Van de romans die Morgenstern schreef zijn er een aantal vertaald, maar grote bekendheid geniet hij bij ons niet. Roth vond zijn debuut een meesterwerk, maar te joods. Zelf vermeed hij joodse personages vanwege de geassimileerde joden onder zijn lezers.
Soepel
De herinneringen in Vlucht en einde van Joseph Roth zijn zo levendig en gedetailleerd dat die in de loop der jaren wel geboekstaafd moeten zijn. De soepele vertaling van Els Snick, die onverkort haar leven aan Roth lijkt te wijden, klinkt als het equivalent van een even soepele brontaal. Genoteerd zijn alleen belangwekkende gesprekken en gebeurtenissen, vaak zo vertelkunstig dat je het boek moeilijk weg kunt leggen. De levendigheid wordt nog versterkt door werkzame sprongen vooruit en terug in de tijd. Al dan niet op de vlucht voor de nazi’s passeert een menigte aan tijdgenoten die toch stuk voor stuk, hoe gecomprimeerd ook, tot leven komen. De biografie van Morgenstern zelf komt ruim aan bod, maar verweeft zich op natuurlijke wijze met die van Roth.
Je krijgt een meer dan authentiek zicht op Roth’s karakter en wederwaardigheden. De herinneringen schetsen ook een persoonlijk, bewogen beeld van de heftige geschiedenis van die jaren. Zoiets kan een biografie vanwege de vereiste distantie niet bieden. Er wordt verrassend ingezoomd op verborgen niches in de bekende geschiedenis van politieke ontwikkelingen en oorlogen. Het gaat vaak om sprekende details die door enkelingen worden opgemerkt en verteld (door en aan Morgenstern).
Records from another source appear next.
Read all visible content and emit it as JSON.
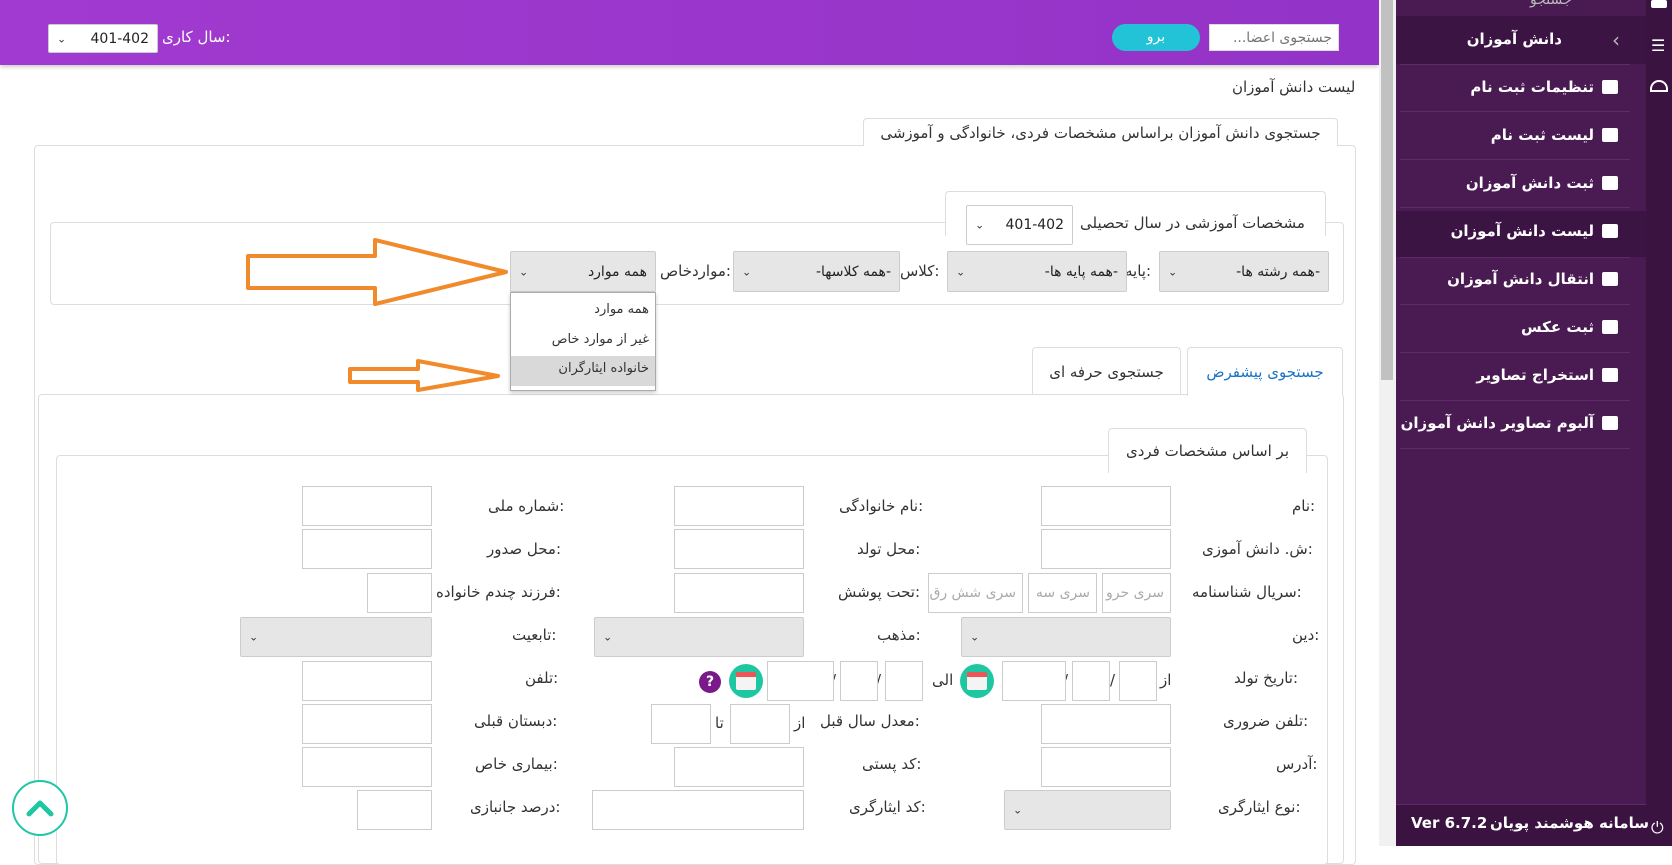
{
  "header": {
    "year_label": "سال کاری:",
    "year_value": "401-402",
    "search_placeholder": "جستجوی اعضا...",
    "go_button": "برو"
  },
  "sidebar": {
    "top_partial": "جستجو",
    "items": [
      {
        "label": "دانش آموزان"
      },
      {
        "label": "تنظیمات ثبت نام"
      },
      {
        "label": "لیست ثبت نام"
      },
      {
        "label": "ثبت دانش آموزان"
      },
      {
        "label": "لیست دانش آموزان"
      },
      {
        "label": "انتقال دانش آموزان"
      },
      {
        "label": "ثبت عکس"
      },
      {
        "label": "استخراج تصاویر"
      },
      {
        "label": "آلبوم تصاویر دانش آموزان"
      }
    ],
    "footer_title": "سامانه هوشمند پویان",
    "footer_version": "Ver 6.7.2"
  },
  "page": {
    "breadcrumb": "لیست دانش آموزان",
    "main_tab": "جستجوی دانش آموزان براساس مشخصات فردی، خانوادگی و آموزشی"
  },
  "edu": {
    "legend": "مشخصات آموزشی در سال تحصیلی",
    "year_value": "401-402",
    "field_value": "-همه رشته ها-",
    "grade_label": "پایه:",
    "grade_value": "-همه پایه ها-",
    "class_label": "کلاس:",
    "class_value": "-همه کلاسها-",
    "special_label": "مواردخاص:",
    "special_value": "همه موارد",
    "dropdown_options": [
      "همه موارد",
      "غیر از موارد خاص",
      "خانواده ایثارگران"
    ]
  },
  "tabs": {
    "default": "جستجوی پیشفرض",
    "pro": "جستجوی حرفه ای"
  },
  "personal": {
    "legend": "بر اساس مشخصات فردی",
    "name": "نام:",
    "family": "نام خانوادگی:",
    "national_id": "شماره ملی:",
    "student_no": "ش. دانش آموزی:",
    "birth_place": "محل تولد:",
    "issue_place": "محل صدور:",
    "serial": "سریال شناسنامه:",
    "serial_ph1": "سری حرو",
    "serial_ph2": "سری سه",
    "serial_ph3": "سری شش رق",
    "covered": "تحت پوشش:",
    "child_no": "فرزند چندم خانواده:",
    "religion": "دین:",
    "sect": "مذهب:",
    "nationality": "تابعیت:",
    "birth_date": "تاریخ تولد:",
    "from": "از",
    "to_date": "الی",
    "sep": "/",
    "phone": "تلفن:",
    "emergency_phone": "تلفن ضروری:",
    "prev_avg": "معدل سال قبل:",
    "avg_from": "از",
    "avg_to": "تا",
    "prev_school": "دبستان قبلی:",
    "address": "آدرس:",
    "postal_code": "کد پستی:",
    "disease": "بیماری خاص:",
    "sacrifice_type": "نوع ایثارگری:",
    "sacrifice_code": "کد ایثارگری:",
    "disability_pct": "درصد جانبازی:",
    "help": "?"
  },
  "colors": {
    "header": "#9b36cc",
    "sidebar": "#4a1a52",
    "go_button": "#22c3d6",
    "arrow": "#f08a2a",
    "active_tab": "#1a73c8"
  }
}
Zo hield Roth niet van opera, maar ging toch mee naar een voorstelling over het trieste lot van daklozen. De schok van herkenning bracht hem drie bedrijven lang aan het huilen. ‘Hij snikte, als een dienstmeisje bij de zondagmiddagfilm, twee zakdoeken vol.’
Voorschotten
Veel staat in het teken van Roth’s slopende alcoholisme en voortdurende geldgebrek. Toch kreeg hij het voor elkaar ook nog anderen financieel te helpen. Vooral de (vergeefse) psychiatrische behandelingen en inrichtingen voor zijn vrouw kostten hem veel. Zonder de voorschotten op zijn nog te schrijven romans, met steeds meer wantrouwen verstrekt en op het laatst helemaal niet meer, en zonder de toelagen van vooral Stefan Zweig en Morgenstern zou hij het al veel eerder niet gered hebben. De laatste jaren kon hij zich nauwelijks meer zonder stok op zijn opgezwollen voeten voortbewegen. Voor de kortste afstanden moest hij met een taxi. In mei 1939 vond hij de dood.
Hoewel het in de eerste plaats gaat om het unieke oeuvre van Roth, geeft het een warm plezier om dankzij een voortreffelijke bemiddelaar zo dicht in zijn persoonlijke buurt te zijn.